En 1947, « il faut connaître, ou ne pas oublier, l'anarchie extraordinaire qui régnait, avant 1935, dans cette branche de notre production » note Joseph Capus, qui veut prévenir ses successeurs : « on peut être exposé en modifiant cette législation, sous prétexte de l'améliorer, à renouveler des expériences dont les résultats ont été désastreux [comme] la législation sur les appellations d'origine a souffert d'une suite d'erreurs procédant toutes de la même cause. Les travaux d'où est sortie au début cette législation avaient le grave défaut de méconnaître la réalité. Ils s'inspiraient de notions purement théoriques, livresques ou juridiques. Il s'agissait de régir des faits naturels et on voulait ne tenir aucun compte de la réalité. » Alors que « la question des appellations d'origine est inséparable de la notion de qualité et de celle de probité. Les deux choses se tiennent, car si le vin ne répond pas à la qualité que promet son appellation, l'acheteur est trompé. » Il y a des choses qui ne changent pas.
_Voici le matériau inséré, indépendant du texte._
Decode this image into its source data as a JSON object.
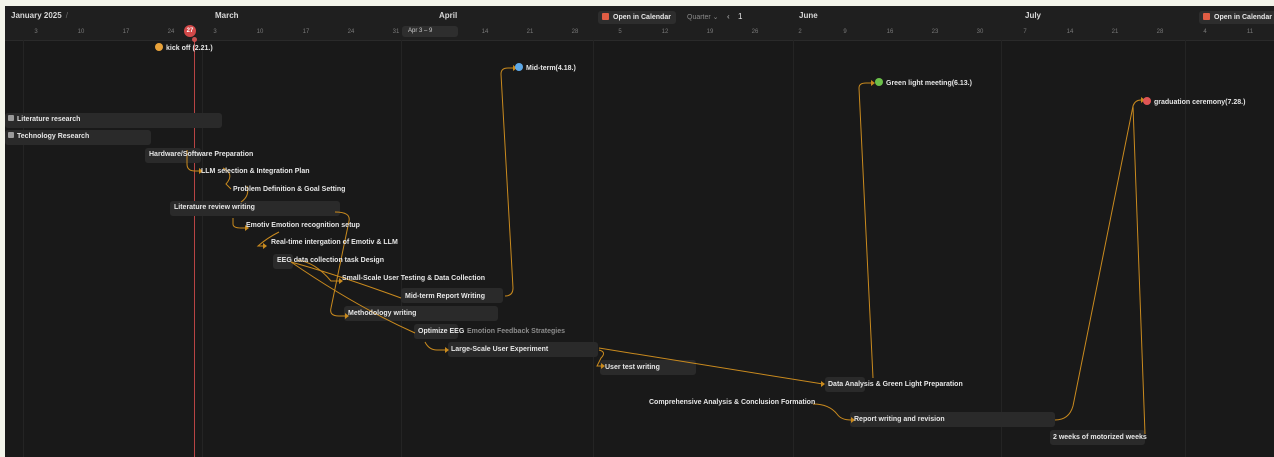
{
  "header": {
    "months": [
      {
        "label": "January 2025",
        "slash": "/"
      },
      {
        "label": "March"
      },
      {
        "label": "April"
      },
      {
        "label": "June"
      },
      {
        "label": "July"
      }
    ],
    "days": [
      "3",
      "10",
      "17",
      "24",
      "3",
      "10",
      "17",
      "24",
      "31",
      "14",
      "21",
      "28",
      "5",
      "12",
      "19",
      "26",
      "2",
      "9",
      "16",
      "23",
      "30",
      "7",
      "14",
      "21",
      "28",
      "4",
      "11"
    ],
    "today_day": "27",
    "range_pill": "Apr 3 – 9",
    "open_calendar_label": "Open in Calendar",
    "view_select": "Quarter ⌄",
    "prev_icon": "‹",
    "page_number": "1"
  },
  "milestones": [
    {
      "label": "kick off  (2.21.)",
      "icon": "smiley-icon",
      "color": "#e8a23a"
    },
    {
      "label": "Mid-term(4.18.)",
      "icon": "blue-heart-icon",
      "color": "#5ea9e8"
    },
    {
      "label": "Green light meeting(6.13.)",
      "icon": "green-heart-icon",
      "color": "#6cc04a"
    },
    {
      "label": "graduation ceremony(7.28.)",
      "icon": "party-icon",
      "color": "#e05555"
    }
  ],
  "tasks": [
    "Literature research",
    "Technology Research",
    "Hardware/Software Preparation",
    "LLM selection & Integration Plan",
    "Problem Definition & Goal Setting",
    "Literature review writing",
    "Emotiv Emotion recognition setup",
    "Real-time intergation of Emotiv & LLM",
    "EEG data collection task Design",
    "Small-Scale User Testing & Data Collection",
    "Mid-term Report Writing",
    "Methodology writing",
    "Optimize EEG",
    "Emotion Feedback Strategies",
    "Large-Scale User Experiment",
    "User test writing",
    "Data Analysis & Green Light Preparation",
    "Comprehensive Analysis & Conclusion Formation",
    "Report writing and revision",
    "2 weeks of motorized weeks"
  ],
  "colors": {
    "background": "#191919",
    "link": "#c98a1e",
    "today": "#d24848",
    "bar": "#2a2a2a"
  }
}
* : Comme la création du "statut viticole" encadrant les vins ordinaires hors appellation avec l’interdiction de plantation pendant 10 ans pour les propriété de plus de 10 ha, le blocage d’une partie de la récolte pour les producteurs de plus de 400 hl, la distillation obligatoire quand la déclaration de récolte dépasse un maximum fixé… « Ce n’est pas un exercice d’économie dirigée par l’État, mais organisée par la profession elle-même et les pouvoirs publics ne faisaient qu’entériner » relève Joseph Capus.